All told, I spent three days in the ICU. It’s a blur, as I’ve mentioned; I know my family members visited more, and my wife never left my side.  The ward nurses were even kind enough to look the other way and allow a brief but greatly appreciated rule-breaking visit from my son — kids aren’t typically allowed inside the ICU rooms, for relatively clear and logical reasons. I was taken for more MRIs at one point. I struggled through meals, each one bringing waves of nausea like I couldn’t believe. I don’t remember if, or how many times, I failed to keep it down. Anti-nausea medications were added to my existing retinue of drips, pills, and shots. Blood was drawn several times a day, monitoring the coagulation factors, looking for identifiable risks, searching for more answers about how an otherwise-healthy 27 year old male had come to be rendered half-mobile and swinging in and out of coherence. Nights were especially difficult, as laying in bed was my only activity in the day, and my limited mobility left few options to tire me. Fitfully, I weaved between moments of calm sleep and panicked sobbing. My hope dwindled with every passing hour, and, while I did all I could to imagine recovering, the crashing reality that I might never regain function in my left side splintered my emotions. I wondered — mostly, but not always, to myself —  if the Chaz of before all this was gone for good. I wondered if my mind would start to fade from me, and I would cease to be myself in a fundamental way.

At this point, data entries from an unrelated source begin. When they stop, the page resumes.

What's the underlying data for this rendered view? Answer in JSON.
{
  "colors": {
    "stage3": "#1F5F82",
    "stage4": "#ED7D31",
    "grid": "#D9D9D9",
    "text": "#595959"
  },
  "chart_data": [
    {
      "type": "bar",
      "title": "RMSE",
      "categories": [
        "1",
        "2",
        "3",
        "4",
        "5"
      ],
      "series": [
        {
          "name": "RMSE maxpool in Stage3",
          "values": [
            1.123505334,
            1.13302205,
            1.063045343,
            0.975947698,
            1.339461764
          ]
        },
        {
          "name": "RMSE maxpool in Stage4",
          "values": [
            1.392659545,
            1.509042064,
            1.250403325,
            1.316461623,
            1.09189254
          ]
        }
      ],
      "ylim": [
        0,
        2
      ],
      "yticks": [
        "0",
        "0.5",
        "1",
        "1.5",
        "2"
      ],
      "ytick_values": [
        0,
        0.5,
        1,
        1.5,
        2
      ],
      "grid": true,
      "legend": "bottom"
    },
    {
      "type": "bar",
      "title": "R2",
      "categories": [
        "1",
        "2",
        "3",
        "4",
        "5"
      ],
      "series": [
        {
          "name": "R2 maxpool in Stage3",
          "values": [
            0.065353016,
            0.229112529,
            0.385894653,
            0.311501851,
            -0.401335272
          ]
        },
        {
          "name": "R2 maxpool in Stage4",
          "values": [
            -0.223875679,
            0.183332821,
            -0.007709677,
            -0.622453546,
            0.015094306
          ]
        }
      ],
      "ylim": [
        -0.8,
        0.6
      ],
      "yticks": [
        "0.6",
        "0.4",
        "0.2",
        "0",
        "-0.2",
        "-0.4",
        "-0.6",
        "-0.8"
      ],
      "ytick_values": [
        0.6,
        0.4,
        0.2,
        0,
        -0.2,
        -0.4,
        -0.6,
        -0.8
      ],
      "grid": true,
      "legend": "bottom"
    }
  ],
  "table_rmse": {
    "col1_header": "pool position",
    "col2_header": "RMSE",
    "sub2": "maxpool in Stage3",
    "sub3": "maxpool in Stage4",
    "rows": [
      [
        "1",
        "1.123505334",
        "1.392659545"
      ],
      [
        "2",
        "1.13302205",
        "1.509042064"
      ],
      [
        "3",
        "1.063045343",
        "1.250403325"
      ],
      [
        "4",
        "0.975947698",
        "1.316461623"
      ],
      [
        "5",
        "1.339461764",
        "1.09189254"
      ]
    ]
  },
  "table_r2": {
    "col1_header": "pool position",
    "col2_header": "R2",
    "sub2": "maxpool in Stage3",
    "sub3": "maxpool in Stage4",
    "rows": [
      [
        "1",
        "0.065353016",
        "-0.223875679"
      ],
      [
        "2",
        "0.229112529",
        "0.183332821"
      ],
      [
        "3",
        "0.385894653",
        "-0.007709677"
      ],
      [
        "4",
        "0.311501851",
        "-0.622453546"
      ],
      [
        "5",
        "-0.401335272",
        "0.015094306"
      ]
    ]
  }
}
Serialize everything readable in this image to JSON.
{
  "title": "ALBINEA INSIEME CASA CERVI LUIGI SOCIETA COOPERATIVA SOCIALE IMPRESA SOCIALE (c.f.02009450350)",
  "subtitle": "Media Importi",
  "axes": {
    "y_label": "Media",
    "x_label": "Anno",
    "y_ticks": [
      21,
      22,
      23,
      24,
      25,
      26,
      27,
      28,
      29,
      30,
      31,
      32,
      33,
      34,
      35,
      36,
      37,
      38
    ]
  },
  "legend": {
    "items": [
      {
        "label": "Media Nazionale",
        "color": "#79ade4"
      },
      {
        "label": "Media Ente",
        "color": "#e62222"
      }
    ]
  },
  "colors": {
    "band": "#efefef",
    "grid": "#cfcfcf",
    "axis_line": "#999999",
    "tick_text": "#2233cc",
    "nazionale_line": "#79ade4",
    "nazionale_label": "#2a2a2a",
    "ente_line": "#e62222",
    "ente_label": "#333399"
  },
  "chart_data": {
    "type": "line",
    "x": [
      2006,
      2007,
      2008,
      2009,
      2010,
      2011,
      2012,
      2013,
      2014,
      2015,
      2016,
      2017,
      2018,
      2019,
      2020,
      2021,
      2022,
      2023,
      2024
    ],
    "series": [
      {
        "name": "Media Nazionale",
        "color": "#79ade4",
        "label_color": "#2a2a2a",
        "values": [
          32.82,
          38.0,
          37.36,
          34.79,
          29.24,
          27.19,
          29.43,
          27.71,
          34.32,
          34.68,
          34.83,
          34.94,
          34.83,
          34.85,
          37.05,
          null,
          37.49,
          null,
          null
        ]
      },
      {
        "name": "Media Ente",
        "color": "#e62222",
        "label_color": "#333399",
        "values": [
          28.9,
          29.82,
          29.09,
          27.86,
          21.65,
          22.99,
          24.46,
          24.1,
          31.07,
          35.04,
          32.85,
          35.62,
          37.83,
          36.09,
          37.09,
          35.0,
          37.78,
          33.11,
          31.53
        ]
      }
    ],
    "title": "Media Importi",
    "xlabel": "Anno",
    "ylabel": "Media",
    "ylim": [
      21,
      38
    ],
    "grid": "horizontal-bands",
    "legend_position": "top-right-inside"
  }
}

Eventually, I was told I’d be moving to a normal room, outside of the ICU. Days of monitoring and constant vigilance had played out their role, and the doctors and neurologists were confident that I had stabilized enough to allow me to relocate. A room with less menacing-sounding monitors. A room with a window to the outside. A room where non-family visitors could enter. Ecstatic, I prepared for that as best I could; we spent the third night in a row crammed into the confines of the intensive unit, my wife still spending her night-times curled up in the small chair in the corner.